His flying test takes place at the NorNick AGM on June 30. Three Rusal candidates are standing for the new NorNick board – Deripaska; Vekselberg; and Rusal chief executive Alexander Bulygin. In addition, Rusal has endorsed a fourth candidate as an independent – Tye Burt of Kinross.
The full slate of candidates for one of Russia’s most unpredictable election races is as follows: http://www.nornik.ru/_upload/editor_files/file1012.pdf
Sources close to NorNick and Potanin’s Interros holding believe that Rusal’s stake in the company is enough to win at least two seats on the board. But if the AGM votes down Bulygin and also Burt, then that should be the ballot-box sign that Deripaska is locked into a minority position in NorNick, from which there will not be enough time for him to meet his listing obligation in a year.
For weeks now, the London shareholders have been visited by teams representing Rusal and Interros, and for the time being, they are keeping mum.
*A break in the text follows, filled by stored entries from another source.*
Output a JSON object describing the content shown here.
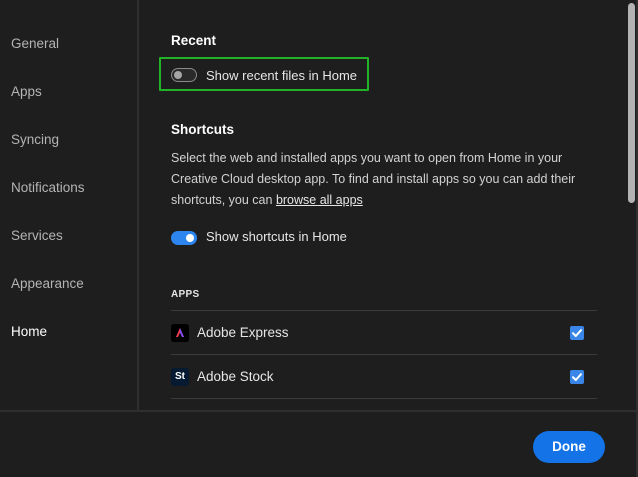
{
  "sidebar": {
    "items": [
      {
        "label": "General"
      },
      {
        "label": "Apps"
      },
      {
        "label": "Syncing"
      },
      {
        "label": "Notifications"
      },
      {
        "label": "Services"
      },
      {
        "label": "Appearance"
      },
      {
        "label": "Home",
        "active": true
      }
    ]
  },
  "main": {
    "recent": {
      "title": "Recent",
      "toggle_label": "Show recent files in Home",
      "toggle_on": false
    },
    "shortcuts": {
      "title": "Shortcuts",
      "description": "Select the web and installed apps you want to open from Home in your Creative Cloud desktop app. To find and install apps so you can add their shortcuts, you can",
      "link_text": "browse all apps",
      "toggle_label": "Show shortcuts in Home",
      "toggle_on": true
    },
    "apps": {
      "heading": "APPS",
      "rows": [
        {
          "icon": "adobe-express-icon",
          "icon_text": "A",
          "name": "Adobe Express",
          "checked": true,
          "icon_color": "#000000"
        },
        {
          "icon": "adobe-stock-icon",
          "icon_text": "St",
          "name": "Adobe Stock",
          "checked": true,
          "icon_color": "#061b31"
        }
      ]
    }
  },
  "footer": {
    "done_label": "Done"
  },
  "colors": {
    "accent": "#1473e6",
    "toggle_on": "#2d86f0",
    "highlight": "#21b227"
  }
}
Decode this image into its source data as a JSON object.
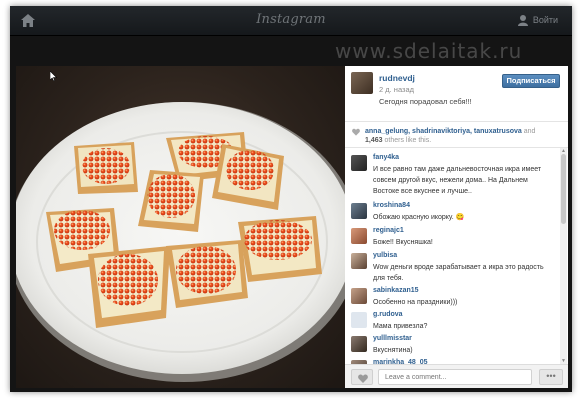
{
  "topbar": {
    "logo": "Instagram",
    "login_label": "Войти",
    "home_icon": "home-icon",
    "user_icon": "user-icon"
  },
  "watermark": "www.sdelaitak.ru",
  "post": {
    "username": "rudnevdj",
    "time": "2 д. назад",
    "caption": "Сегодня порадовал себя!!!",
    "follow_label": "Подписаться"
  },
  "likes": {
    "names": "anna_gelung, shadrinaviktoriya, tanuxatrusova",
    "and": "and",
    "count": "1,463",
    "suffix": "others like this."
  },
  "comments": [
    {
      "user": "fany4ka",
      "text": "И все равно там даже дальневосточная икра имеет совсем другой вкус, нежели дома.. На Дальнем Востоке все вкуснее и лучше.."
    },
    {
      "user": "kroshina84",
      "text": "Обожаю красную икорку. 😋"
    },
    {
      "user": "reginajc1",
      "text": "Боже!! Вкусняшка!"
    },
    {
      "user": "yulbisa",
      "text": "Wow деньги вроде зарабатывает а икра это радость для тебя."
    },
    {
      "user": "sabinkazan15",
      "text": "Особенно на праздники)))"
    },
    {
      "user": "g.rudova",
      "text": "Мама привезла?"
    },
    {
      "user": "yulllmisstar",
      "text": "Вкуснятина)"
    },
    {
      "user": "marinkha_48_05",
      "text": ""
    }
  ],
  "footer": {
    "comment_placeholder": "Leave a comment...",
    "more_label": "•••"
  },
  "colors": {
    "link": "#2f5f8f",
    "follow_button": "#4a7db0",
    "caviar": "#e0421a",
    "bread": "#d8a25c",
    "plate": "#f4f4f2"
  }
}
This week, however, proxy voting advisory service RiskMetrics/ISS Governance Services issued an advisory on how to vote at the AGM.
According to a press release from NorNick, “with respect to Item 3 of the AGM’s agenda – the election of Directors, RiskMetrics/ISS recommended that shareholders cumulate all of their votes for Independent Directors Guy de Selliers and Heinz C. Schimmelbusch and not vote for any other candidate. Their analysis noted the “high importance” of electing independent directors to the Board and with respect to Messrs. De Selliers and Schimmelbusch stated that “because they are the most senior independent directors on the company’s board, we believe that their experience will prove highly valuable through the course of ongoing changes at the company and its board of directors….” De Selliers has been on the board since 2002; Schimmelbusch since 2003.
Norilsk Nickel says that its current board has recommended to shareholders that they follow the RiskMetrics/ISS recommendations in voting their shares on Item 3. If this is the way the AGM votes turn out, then the repercussions won’t be long in coming for Deripaska.
A report by MDM Bank analyst James Lewis warns that, because the free float shareholders may cast all their votes in favour of one candidate, or spread them among several, “the danger therefore exists that, should independent shareholders not co-ordinate their efforts, their votes could be spread among a large number of candidates, in effect diluting their voting power, which could result in major shareholders Potanin and RusAl receiving more seats on the board at the expense of independent candidates. Furthermore, one of the two main shareholders could receive more candidates than the other, and in such a case we believe that minority shareholders could find their rights unequally represented as one side could end up with greater control of future merger negotiations.”
Vladimir Zhukov, metals analyst for Lehman Brothers in Moscow, told Mineweb the board election calculus is tricky. “I don’t think that 2 or 3 seats [for Rusal] make a difference in terms of blocking power, as both provide this. However, where 3 [Rusal] seats may make a difference is in a situation, where Interros takes 4 seats; 2 seats are taken by independents; and where the independents acting together become swing voters. Potentially, they could side with Rusal.”
Rusal told the Moscow market on Tuesday that it has rejected an invitation from Norilsk to discuss its merger plan. According to Rusal, it will consider this issue only after the new board is elected on June 30.